The machine functioned without any noticeable problems. But I don’t yet know the long term effects. (If you are going to try, please do so at your own risk)
The power cable that comes with the machine is a 3 pronged one which does not fit on normal Japanese outlets. So I just got a different cable with a normal 2 prong, and that worked fine.
Trying it our for the first time!
I will write a bit more in detail after getting use to it a bit more, but to share some first impressions of using it, I am having so much fun!
I set up the machine and pulled 4 double shots in a row. haha. In the middle of the night, mind you. Theres no way I can drink them but couldn’t stop myself.
For the first try, I had no clue how fine the grounds should be so, I randomly set my TIMEMORE SLIM PLUS to 5 clicks and tried. And… nothing came out. I got worried that I screwed up something or the machine was broken, but it turns out that the grounds were too fine. After 20~30sec, if finally started to flow so that was a huge relief.
My first ever shot looked like this. No crema, and instead there was like some oil floating on top. The taste was also… very intense… a clear failure.
For the next try, I set my grinder to 10 clicks. And the water just came straight through. No sign of any pressure build up.

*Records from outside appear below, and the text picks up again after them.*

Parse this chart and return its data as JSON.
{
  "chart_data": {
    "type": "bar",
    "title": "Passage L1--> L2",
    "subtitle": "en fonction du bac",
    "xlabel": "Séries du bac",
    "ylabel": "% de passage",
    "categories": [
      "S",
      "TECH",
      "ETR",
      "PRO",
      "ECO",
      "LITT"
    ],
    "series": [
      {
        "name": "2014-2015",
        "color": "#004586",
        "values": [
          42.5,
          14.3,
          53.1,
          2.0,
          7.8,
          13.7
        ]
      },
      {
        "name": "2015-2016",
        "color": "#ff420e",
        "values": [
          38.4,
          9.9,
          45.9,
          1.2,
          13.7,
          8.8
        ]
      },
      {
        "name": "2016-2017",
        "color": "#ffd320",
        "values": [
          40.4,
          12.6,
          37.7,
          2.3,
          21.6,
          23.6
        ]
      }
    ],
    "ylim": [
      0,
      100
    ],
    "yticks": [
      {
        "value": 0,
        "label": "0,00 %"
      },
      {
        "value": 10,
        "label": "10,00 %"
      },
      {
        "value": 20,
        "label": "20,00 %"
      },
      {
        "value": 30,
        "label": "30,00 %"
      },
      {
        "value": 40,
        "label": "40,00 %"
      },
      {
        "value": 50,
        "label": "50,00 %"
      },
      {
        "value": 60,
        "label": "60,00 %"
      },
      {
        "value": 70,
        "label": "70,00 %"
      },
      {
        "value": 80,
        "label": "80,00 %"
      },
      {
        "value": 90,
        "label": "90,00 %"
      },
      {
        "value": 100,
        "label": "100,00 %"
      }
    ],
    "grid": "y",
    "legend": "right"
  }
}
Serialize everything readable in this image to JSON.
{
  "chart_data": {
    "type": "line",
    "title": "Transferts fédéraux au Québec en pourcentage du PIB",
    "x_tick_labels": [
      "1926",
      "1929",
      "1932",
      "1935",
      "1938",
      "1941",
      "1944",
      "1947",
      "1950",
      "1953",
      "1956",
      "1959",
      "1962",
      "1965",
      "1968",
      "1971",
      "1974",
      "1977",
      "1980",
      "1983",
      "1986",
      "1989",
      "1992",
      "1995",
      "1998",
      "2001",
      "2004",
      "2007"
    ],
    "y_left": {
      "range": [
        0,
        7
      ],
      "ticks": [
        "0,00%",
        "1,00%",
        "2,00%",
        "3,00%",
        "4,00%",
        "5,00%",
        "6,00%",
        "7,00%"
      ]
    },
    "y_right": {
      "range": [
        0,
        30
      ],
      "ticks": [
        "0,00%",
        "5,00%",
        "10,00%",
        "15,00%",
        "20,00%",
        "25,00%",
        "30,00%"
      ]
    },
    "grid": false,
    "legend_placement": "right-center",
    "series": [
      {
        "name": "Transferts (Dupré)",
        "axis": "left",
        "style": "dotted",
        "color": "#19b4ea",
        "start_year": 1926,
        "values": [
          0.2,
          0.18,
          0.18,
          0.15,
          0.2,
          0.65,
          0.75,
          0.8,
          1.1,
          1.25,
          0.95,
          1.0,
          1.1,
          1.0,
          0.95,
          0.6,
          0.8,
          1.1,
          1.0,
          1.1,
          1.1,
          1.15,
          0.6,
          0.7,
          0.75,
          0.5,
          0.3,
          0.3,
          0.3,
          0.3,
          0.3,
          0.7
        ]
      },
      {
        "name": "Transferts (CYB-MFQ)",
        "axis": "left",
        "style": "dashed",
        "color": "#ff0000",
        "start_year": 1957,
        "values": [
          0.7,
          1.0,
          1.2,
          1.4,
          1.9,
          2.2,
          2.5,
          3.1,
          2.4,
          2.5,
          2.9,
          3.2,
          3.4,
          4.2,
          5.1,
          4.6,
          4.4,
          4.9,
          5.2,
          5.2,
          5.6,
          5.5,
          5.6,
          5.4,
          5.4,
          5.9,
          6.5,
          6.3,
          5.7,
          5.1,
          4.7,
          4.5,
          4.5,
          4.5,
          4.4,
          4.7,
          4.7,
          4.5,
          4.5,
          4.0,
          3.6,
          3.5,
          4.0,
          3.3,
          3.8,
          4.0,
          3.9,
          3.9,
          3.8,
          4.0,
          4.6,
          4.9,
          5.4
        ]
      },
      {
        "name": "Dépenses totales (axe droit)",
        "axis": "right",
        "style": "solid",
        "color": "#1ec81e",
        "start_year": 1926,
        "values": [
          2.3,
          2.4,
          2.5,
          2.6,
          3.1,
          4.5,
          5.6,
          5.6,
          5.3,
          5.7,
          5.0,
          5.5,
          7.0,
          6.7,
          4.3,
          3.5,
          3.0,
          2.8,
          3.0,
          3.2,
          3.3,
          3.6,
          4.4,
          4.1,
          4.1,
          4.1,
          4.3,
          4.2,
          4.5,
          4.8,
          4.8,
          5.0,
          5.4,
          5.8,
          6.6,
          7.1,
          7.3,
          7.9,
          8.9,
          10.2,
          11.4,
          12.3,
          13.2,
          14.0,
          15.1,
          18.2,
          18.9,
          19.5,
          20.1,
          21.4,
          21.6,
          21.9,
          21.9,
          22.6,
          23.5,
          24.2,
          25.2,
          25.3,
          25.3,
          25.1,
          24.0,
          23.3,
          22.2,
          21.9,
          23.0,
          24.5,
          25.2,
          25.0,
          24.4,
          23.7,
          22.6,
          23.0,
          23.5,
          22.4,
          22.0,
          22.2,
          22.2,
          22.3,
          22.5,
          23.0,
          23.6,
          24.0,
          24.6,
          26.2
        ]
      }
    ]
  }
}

So I tried 8 clicks and 7 clicks and the 4th shot finally started to look like proper espresso with a nice crema. The taste was intensely sour. I’m still far away from a nice shot of espresso, but it was so much fun.
I will continue to practice and hopefully I can get a nice tasting shot soon!
For a proper review of the machine I will need to use the machine for a while and get to know it, but so far it is awesome!